Na quinta-feira, o ministro do TSE Carlos Horbach determinou que o Facebook removesse, em 48 horas, um conteúdo falso que associa o presidenciável Fernando Haddad (PT) ao planejamento de estratégia de desinformação contra Jair Bolsonaro (PSL) nesta corrida ao Palácio do Planalto.

A publicação afirma que Haddad, preocupado com o resultado das últimas pesquisas, teria dito que a campanha precisa intensificar a disseminação de “fake news” contra o adversário.

Na representação protocolada, a coligação “O Povo Feliz de Novo” solicitou que o Twitter Brasil, o Facebook e o Google retirassem do ar os conteúdos de 222 publicações da internet. A peça pediu também que o TSE concedesse direito de resposta, em razão do teor alegadamente falso e ofensivo das publicações.

A defesa da coligação liderada pelo PT alegou que as publicações veiculam informações inverídicas, difamatórias e injuriantes, sem nenhuma legitimidade ou fundamento.
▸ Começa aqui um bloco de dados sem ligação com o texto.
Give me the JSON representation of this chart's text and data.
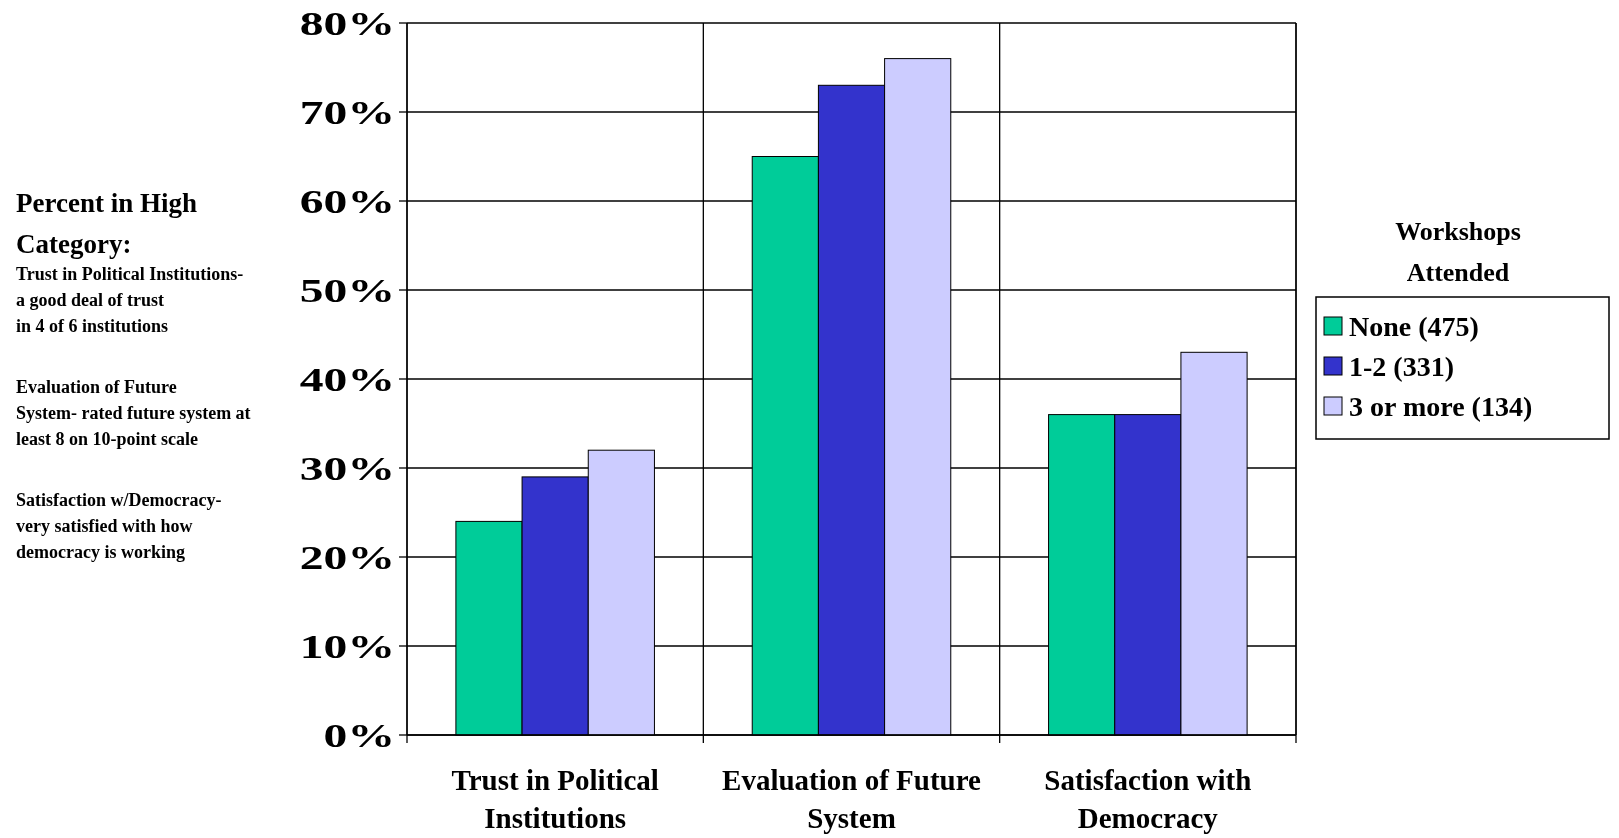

Afirmou ainda que as informações divulgadas constituem verdadeiro manifesto político que agride a legenda sem lhe dar possibilidade de contraditório, contraponto ou debate.

Ao deferir parcialmente o pedido de liminar, o ministro Carlos Horbach considerou que apenas uma das 222 postagens questionadas tinha informação inverídica e potencial lesivo à honra de Haddad.

Quanto às demais, afirmou que a grande maioria expressa opinião de eleitores sobre os candidatos da representada, reproduz matérias jornalísticas, faz especulações sobre as conexões políticas dos candidatos, relaciona documentário histórico à ideologia de partido integrante da coligação ou critica os mecanismos eletrônicos de votação.

“Tais conteúdos, por óbvio, não se enquadram entre aqueles cuja remoção é autorizada pela legislação eleitoral, o que faria com que a eventual concessão da liminar pleiteada consubstanciasse inconstitucional ato de censura”, afirmou.

O ministro explicou que é importante observar que a internet é um espaço democrático por excelência, pois possibilita que se estabeleça o contraditório no âmbito da própria plataforma que hospeda o conteúdo, no espaço reservado a comentários, o que efetivamente tem sido feito em muitas das postagens impugnadas: “Tal circunstância esvazia o potencial lesivo dessas postagens, o que igualmente recomenda a preservação da liberdade de expressão no âmbito da internet”.